Throughout that period, Igodomingodo made steady progress especially in the area of spiritual, philosophical and administrative development. Its efforts were largely concentrated on the arrangement of human order so that by the time Europeans made contact with the people of Benin in the 15th century, they had already established an administrative system which till this day baffled the Europeans and earned for the capital of this African country, the name “City”. The nucleus of this great civilization was the monarchy which the Benins perfected around the 18th century after a series of experimentation with the Ogisos who introduced a monarchical system that is based on the principle of primogeniture.
Outline of the Benin and British Heritage Project
Nigeria (Benin) and the United Kingdom have continued to form strong ties since the sixteenth century. Mainly trading, social and political. These links continue to flourish to the present day. This heritage project will explore the rich cultural relationship between Nigerian and UK using the 4 key themes of Monarchy & Governance, Gender roles & Empowerment, Rituals & Traditions, Trading and Professional occupations.
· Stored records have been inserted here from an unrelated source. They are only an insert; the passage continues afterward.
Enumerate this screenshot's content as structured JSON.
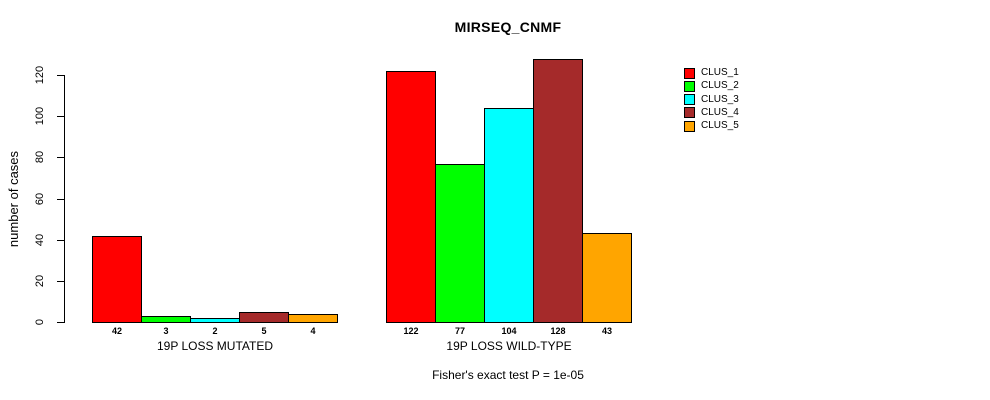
{
  "chart_data": {
    "type": "bar",
    "title": "MIRSEQ_CNMF",
    "ylabel": "number of cases",
    "ylim": [
      0,
      120
    ],
    "yticks": [
      0,
      20,
      40,
      60,
      80,
      100,
      120
    ],
    "grid": false,
    "legend_position": "right",
    "value_labels_shown": true,
    "categories": [
      "19P LOSS MUTATED",
      "19P LOSS WILD-TYPE"
    ],
    "series": [
      {
        "name": "CLUS_1",
        "color": "#ff0000",
        "values": [
          42,
          122
        ]
      },
      {
        "name": "CLUS_2",
        "color": "#00ff00",
        "values": [
          3,
          77
        ]
      },
      {
        "name": "CLUS_3",
        "color": "#00ffff",
        "values": [
          2,
          104
        ]
      },
      {
        "name": "CLUS_4",
        "color": "#a52a2a",
        "values": [
          5,
          128
        ]
      },
      {
        "name": "CLUS_5",
        "color": "#ffa500",
        "values": [
          4,
          43
        ]
      }
    ],
    "annotation": "Fisher's exact test P = 1e-05"
  }
}
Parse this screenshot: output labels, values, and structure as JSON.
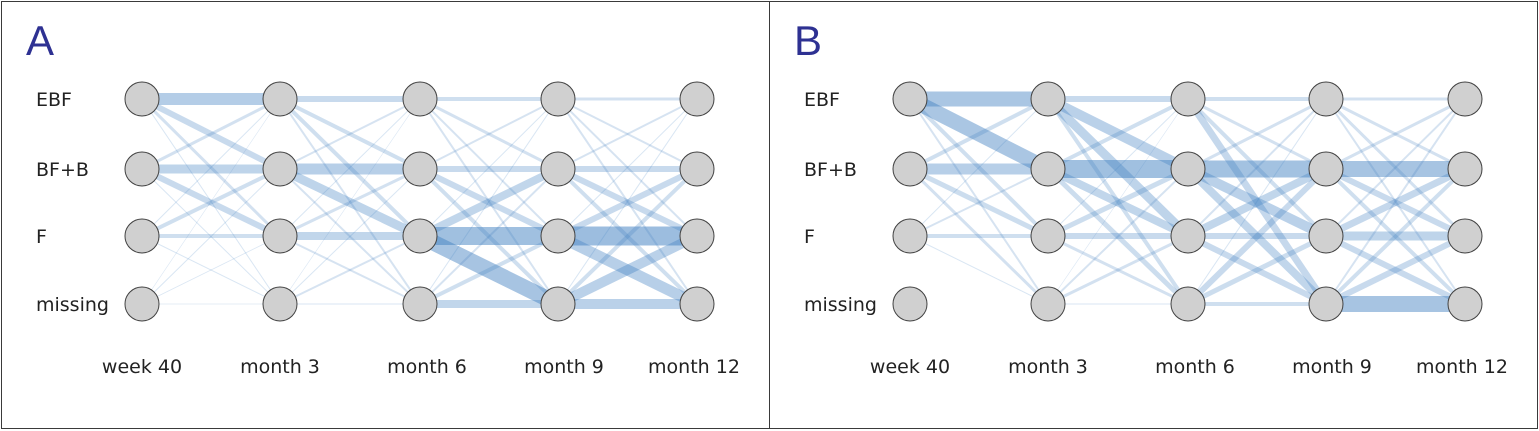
{
  "panels": [
    {
      "letter": "A",
      "rows": [
        "EBF",
        "BF+B",
        "F",
        "missing"
      ],
      "columns": [
        "week 40",
        "month 3",
        "month 6",
        "month 9",
        "month 12"
      ],
      "link_color": "#3f7fc0",
      "node_color": "#d0d0d0",
      "nodes_present": [
        [
          1,
          1,
          1,
          1
        ],
        [
          1,
          1,
          1,
          1
        ],
        [
          1,
          1,
          1,
          1
        ],
        [
          1,
          1,
          1,
          1
        ],
        [
          1,
          1,
          1,
          1
        ]
      ],
      "transitions": [
        [
          [
            0.6,
            0.3,
            0.15,
            0.05
          ],
          [
            0.15,
            0.45,
            0.3,
            0.05
          ],
          [
            0.05,
            0.2,
            0.2,
            0.05
          ],
          [
            0.03,
            0.05,
            0.04,
            0.04
          ]
        ],
        [
          [
            0.3,
            0.2,
            0.2,
            0.1
          ],
          [
            0.1,
            0.55,
            0.45,
            0.1
          ],
          [
            0.05,
            0.15,
            0.4,
            0.1
          ],
          [
            0.03,
            0.05,
            0.1,
            0.05
          ]
        ],
        [
          [
            0.2,
            0.15,
            0.1,
            0.1
          ],
          [
            0.1,
            0.3,
            0.3,
            0.2
          ],
          [
            0.05,
            0.4,
            0.9,
            0.8
          ],
          [
            0.05,
            0.1,
            0.2,
            0.4
          ]
        ],
        [
          [
            0.15,
            0.1,
            0.1,
            0.1
          ],
          [
            0.1,
            0.3,
            0.3,
            0.2
          ],
          [
            0.05,
            0.3,
            0.95,
            0.55
          ],
          [
            0.05,
            0.2,
            0.5,
            0.5
          ]
        ]
      ]
    },
    {
      "letter": "B",
      "rows": [
        "EBF",
        "BF+B",
        "F",
        "missing"
      ],
      "columns": [
        "week 40",
        "month 3",
        "month 6",
        "month 9",
        "month 12"
      ],
      "link_color": "#3f7fc0",
      "node_color": "#d0d0d0",
      "nodes_present": [
        [
          1,
          1,
          1,
          1
        ],
        [
          1,
          1,
          1,
          1
        ],
        [
          1,
          1,
          1,
          1
        ],
        [
          1,
          1,
          1,
          1
        ],
        [
          1,
          1,
          1,
          1
        ]
      ],
      "transitions": [
        [
          [
            0.75,
            0.75,
            0.2,
            0.1
          ],
          [
            0.2,
            0.55,
            0.25,
            0.15
          ],
          [
            0.05,
            0.1,
            0.2,
            0.05
          ],
          [
            0,
            0,
            0,
            0
          ]
        ],
        [
          [
            0.3,
            0.5,
            0.45,
            0.2
          ],
          [
            0.2,
            0.9,
            0.4,
            0.25
          ],
          [
            0.05,
            0.25,
            0.3,
            0.15
          ],
          [
            0.03,
            0.1,
            0.15,
            0.05
          ]
        ],
        [
          [
            0.2,
            0.15,
            0.2,
            0.35
          ],
          [
            0.15,
            0.85,
            0.5,
            0.4
          ],
          [
            0.1,
            0.4,
            0.3,
            0.3
          ],
          [
            0.05,
            0.3,
            0.25,
            0.2
          ]
        ],
        [
          [
            0.15,
            0.15,
            0.15,
            0.1
          ],
          [
            0.15,
            0.8,
            0.3,
            0.2
          ],
          [
            0.1,
            0.35,
            0.45,
            0.3
          ],
          [
            0.1,
            0.2,
            0.3,
            0.8
          ]
        ]
      ]
    }
  ]
}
These core themes will provide a guide for participants to understand, explore, record and share with the wider community, the cultural similarities and differences of their native and adopted countries. Leaving a rich legacy of cultural and educational resources accessible to future generations.
Sharing this understanding and an acceptance of these close links between Nigeria and the UK has become very pertinent to Swale at this time because of the unremitting influx of Nigerians over the last decade.
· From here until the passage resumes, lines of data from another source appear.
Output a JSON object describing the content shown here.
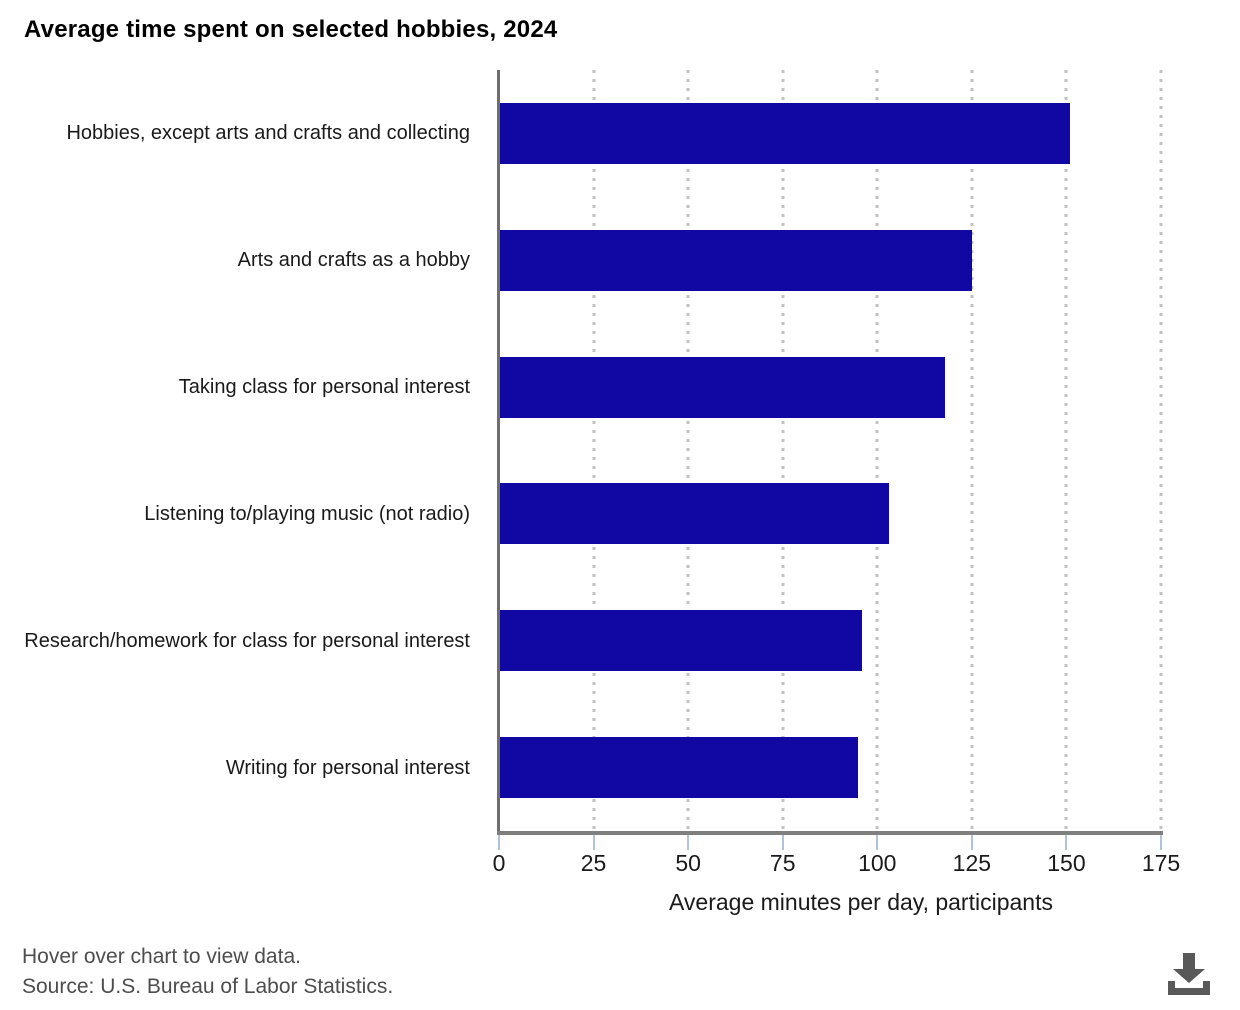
{
  "title": "Average time spent on selected hobbies, 2024",
  "chart_data": {
    "type": "bar",
    "orientation": "horizontal",
    "title": "Average time spent on selected hobbies, 2024",
    "categories": [
      "Hobbies, except arts and crafts and collecting",
      "Arts and crafts as a hobby",
      "Taking class for personal interest",
      "Listening to/playing music (not radio)",
      "Research/homework for class for personal interest",
      "Writing for personal interest"
    ],
    "values": [
      151,
      125,
      118,
      103,
      96,
      95
    ],
    "xlabel": "Average minutes per day, participants",
    "ylabel": "",
    "xlim": [
      0,
      175
    ],
    "xticks": [
      0,
      25,
      50,
      75,
      100,
      125,
      150,
      175
    ],
    "grid": "dotted vertical gridlines at each x tick",
    "legend": "none"
  },
  "colors": {
    "bar": "#1107a3",
    "axis_line": "#7f7f7f",
    "tick_mark": "#afc3e1",
    "gridline": "#c2c2c2",
    "footer_text": "#4d4d4d",
    "download_icon": "#595959"
  },
  "footer": {
    "note": "Hover over chart to view data.",
    "source": "Source: U.S. Bureau of Labor Statistics."
  },
  "icons": {
    "download": "download-icon"
  }
}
The project is being delivered by Diversity House to at least 4000 people; which will include young people from Diversity House Youth Club, South Avenue Primary, Meadowfield, young people from across Swale local schools who will be privy to the worksheets and materials developed from the project; adult volunteers (from the diverse communities including Nigerians in diaspora in Swale), Swale Museums Group Swale Arts Forum, the African World (authentic African Arts and Fair-Trade), Powell-Cotton Museum, Sittingbourne Library Service, Swale Council for Voluntary Services, Swale Borough Council, Dr. Pat Robinson (Historian), Ikalanga, Jabula Arts, lianalareina and other professional partners.
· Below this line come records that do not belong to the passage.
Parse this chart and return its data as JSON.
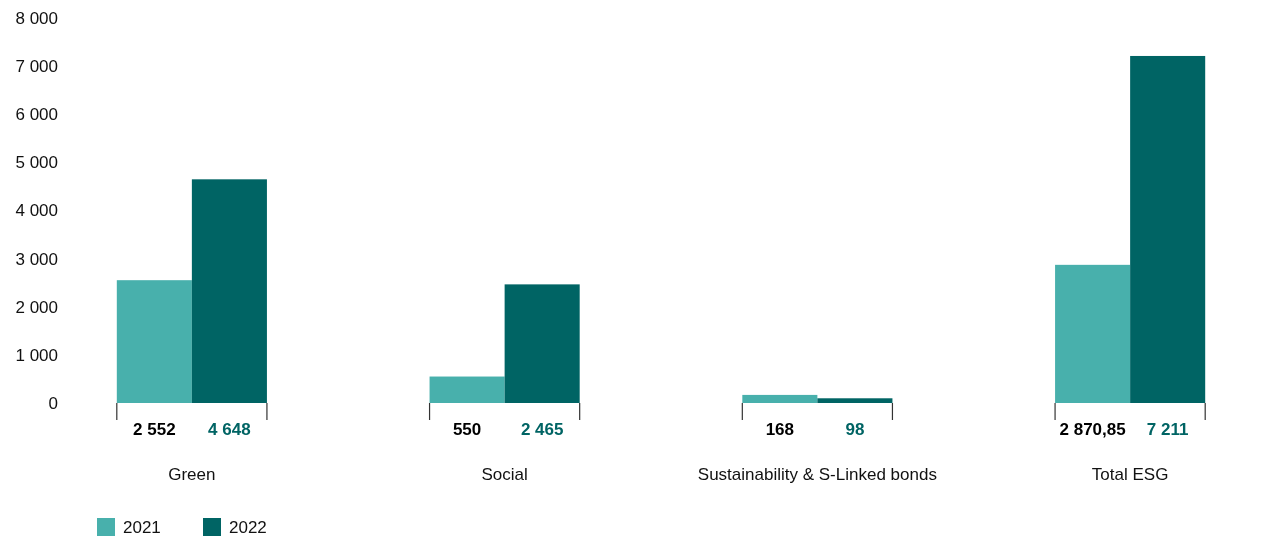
{
  "chart_data": {
    "type": "bar",
    "categories": [
      "Green",
      "Social",
      "Sustainability & S-Linked bonds",
      "Total ESG"
    ],
    "series": [
      {
        "name": "2021",
        "color": "#48b0ac",
        "values": [
          2552,
          550,
          168,
          2870.85
        ],
        "value_labels": [
          "2 552",
          "550",
          "168",
          "2 870,85"
        ]
      },
      {
        "name": "2022",
        "color": "#006464",
        "values": [
          4648,
          2465,
          98,
          7211
        ],
        "value_labels": [
          "4 648",
          "2 465",
          "98",
          "7 211"
        ]
      }
    ],
    "ylim": [
      0,
      8000
    ],
    "yticks": [
      {
        "value": 0,
        "label": "0"
      },
      {
        "value": 1000,
        "label": "1 000"
      },
      {
        "value": 2000,
        "label": "2 000"
      },
      {
        "value": 3000,
        "label": "3 000"
      },
      {
        "value": 4000,
        "label": "4 000"
      },
      {
        "value": 5000,
        "label": "5 000"
      },
      {
        "value": 6000,
        "label": "6 000"
      },
      {
        "value": 7000,
        "label": "7 000"
      },
      {
        "value": 8000,
        "label": "8 000"
      }
    ],
    "data_labels": true,
    "grid": false,
    "legend": "bottom left"
  }
}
Cultural Diversity in the Context of Social Cohesion
The Swale district has witnessed a sudden increase in the number of African, Nigerian minority communities (from 122,000 populations in 2001 to 135,000 in 2011, ONS, Census) moving from inner London and other places. This has presented challenges for both the mainstream and African Nigerian Community and has created needs which have yet to be adequately addressed. Cultural misunderstandings and tensions have arisen due to an absence of initiatives and projects in the area that offer opportunities to explore and appreciate a diversity of cultures, links between cultural heritage, and social cohesion.
These conflicts also manifest themselves in schools which were once predominantly white. Using the heritage-based themed workshops of the project; young people will gain a sense of belonging in a historical, cultural and traditional context, to gain confidence to explore and ‘feel comfortable’ to share their chosen cultural identity (this could be Nigerian, Nigerian-British, Swale, Isle of Sheppey or any other) and encourage exploration of this identity in order to share an understanding with the wider school community, thereby promoting interculturalism (a fusion of cultures). This project provides the opportunity to learn about cultural diversity through the appreciation of shared heritage.